The encrypted-messaging service Signal is the application of choice for dissenters around the world. The app has been downloaded by more than 100 million users and boasts high-profile endorsements from NSA leaker Edward Snowden and serial entrepreneur Elon Musk. Signal has created the perception that its users, including political dissidents, can communicate with one another without fear of government interception or persecution.
But the insider history of Signal raises questions about the app’s origins and its relationship with government—in particular, with the American intelligence apparatus. Such a relationship would be troubling, given how much we have learned, in recent years, about extensive efforts to control and censor information undertaken by technology companies, sometimes in tandem with American government officials.
First, the origin story. The technology behind Signal, which operates as a nonprofit foundation, was initially funded, in part, through a $3 million grant from the government-sponsored Open Technology Fund (OTF), which was spun off from Radio Free Asia, originally established as an anti-Communist information service during the Cold War. OTF funded Signal to provide “encrypted mobile communication tools” to “Internet freedom defenders globally.”
Some insiders have argued that the connection between OTF and U.S. intelligence is deeper than it appears. One person who has worked extensively with OTF but asked to remain anonymous told me that, over time, it became increasingly clear “that the project was actually a State Department-connected initiative that planned to wield open source Internet projects made by hacker communities as tools for American foreign policy goals”—including by empowering “activists [and] parties opposed to governments that the USA doesn’t like.” Whatever the merits of such efforts, the claim—if true—suggests a government involvement with Signal that deserves more scrutiny.
The other potential problem is the Signal Foundation’s current chairman of the board, Katherine Maher, who started her career as a U.S.-backed agent of regime change. During the Arab Spring period, for instance, Maher ran digital-communications initiatives in the Middle East and North Africa for the National Democratic Institute, a largely government-funded organization that works in concert with American foreign policy campaigns. Maher cultivated relationships with online dissidents and used American technologies to advance the interests of U.S.-supported Color Revolutions abroad.
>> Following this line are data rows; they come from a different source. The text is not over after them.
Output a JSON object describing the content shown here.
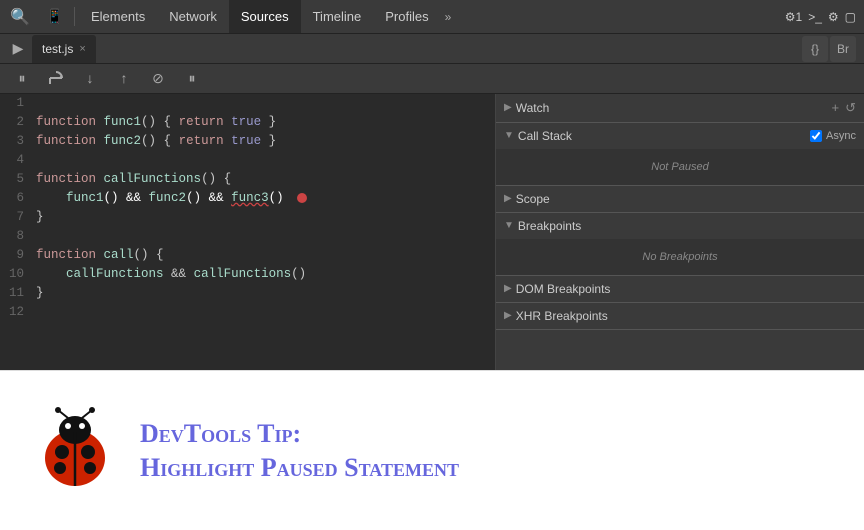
{
  "toolbar": {
    "tabs": [
      {
        "label": "Elements",
        "active": false
      },
      {
        "label": "Network",
        "active": false
      },
      {
        "label": "Sources",
        "active": true
      },
      {
        "label": "Timeline",
        "active": false
      },
      {
        "label": "Profiles",
        "active": false
      }
    ],
    "more_label": "»",
    "worker_count": "1",
    "console_icon": ">_",
    "gear_icon": "⚙",
    "screen_icon": "▢"
  },
  "sources_bar": {
    "play_icon": "▶",
    "file_name": "test.js",
    "close_icon": "×",
    "pretty_print": "{}",
    "format_icon": "Br"
  },
  "debug_toolbar": {
    "pause_icon": "⏸",
    "step_over": "↷",
    "step_into": "↓",
    "step_out": "↑",
    "deactivate": "⊘",
    "pause_exceptions": "⏸"
  },
  "code": {
    "lines": [
      {
        "num": 1,
        "content": ""
      },
      {
        "num": 2,
        "content": "function func1() { return true }"
      },
      {
        "num": 3,
        "content": "function func2() { return true }"
      },
      {
        "num": 4,
        "content": ""
      },
      {
        "num": 5,
        "content": "function callFunctions() {"
      },
      {
        "num": 6,
        "content": "    func1() && func2() && func3()",
        "error": true
      },
      {
        "num": 7,
        "content": "}"
      },
      {
        "num": 8,
        "content": ""
      },
      {
        "num": 9,
        "content": "function call() {"
      },
      {
        "num": 10,
        "content": "    callFunctions && callFunctions()"
      },
      {
        "num": 11,
        "content": "}"
      },
      {
        "num": 12,
        "content": ""
      }
    ]
  },
  "right_panel": {
    "watch": {
      "label": "Watch",
      "add_icon": "+",
      "refresh_icon": "↺",
      "collapsed": false
    },
    "call_stack": {
      "label": "Call Stack",
      "collapsed": false,
      "async_label": "Async",
      "status": "Not Paused"
    },
    "scope": {
      "label": "Scope",
      "collapsed": true
    },
    "breakpoints": {
      "label": "Breakpoints",
      "collapsed": false,
      "status": "No Breakpoints"
    },
    "dom_breakpoints": {
      "label": "DOM Breakpoints",
      "collapsed": true
    },
    "xhr_breakpoints": {
      "label": "XHR Breakpoints",
      "collapsed": true
    }
  },
  "tip": {
    "title_line1": "DevTools Tip:",
    "title_line2": "Highlight Paused Statement"
  }
}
Maher then became CEO of the Wikimedia Foundation in 2016, and, earlier this year, was named CEO of National Public Radio. At Wikipedia, Maher became a campaigner against “disinformation” and admitted to coordinating online censorship “through conversations with government.” She openly endorsed removing alleged “fascists,” including President Trump, from digital platforms, and described the First Amendment as “the number one challenge” to eliminating “bad information.”
According to the insider, a woman named Meredith Whittaker, who became president of the Signal Foundation in 2022, recruited Maher to become board chair because of their mutual connections to OTF, where Maher also serves as an advisor, and to nonprofits such as Access Now, which “defends and extends the digital rights of users at risk around the world,” including in the Middle East and North Africa. Whittaker, like Maher, is highly ideological. She previously worked in a high position at Google and organized left-wing campaigns within the company, culminating in the 2018 “Google Walkout,” which demanded MeToo-style sexual harassment policies and the hiring of a chief diversity officer.
So what does all this mean for American users—including conservative dissidents—who believe that Signal is a secure application for communication? It means that they should be cautious. “Maher’s presence on the board of Signal is alarming,” says national security analyst J. Michael Waller. “It makes sense that a Color Revolutionary like Maher would have interest in Signal as a secure means of communicating,” he says, but her past support for censorship and apparent intelligence connections raise doubts about Signal’s trustworthiness. David Heinemeier Hansson, creator of the popular Ruby on Rails web-development framework, agrees, saying that it had “suddenly become materially harder” to trust the Signal Foundation under Maher’s board leadership.
For those who believe in a free and open Internet, Maher’s Signal role should be a flashing warning sign. As she once explained, she abandoned the mission of a free and open Internet at Wikipedia, because those principles recapitulated a “white male Westernized construct” and “did not end up living into the intentionality of what openness can be.” The better path, in her view, is managed opinion, using, alternately, censorship and promotion of dissent—depending on context and goal—as the essential methods.
We’re entering a dangerous period in political technology, and Maher is in the thick of it. Under her ideology, “Internet freedom” is a tactic, not a principle, and “fighting disinformation” means speech suppression, including here at home. When people tell you who they are, believe them.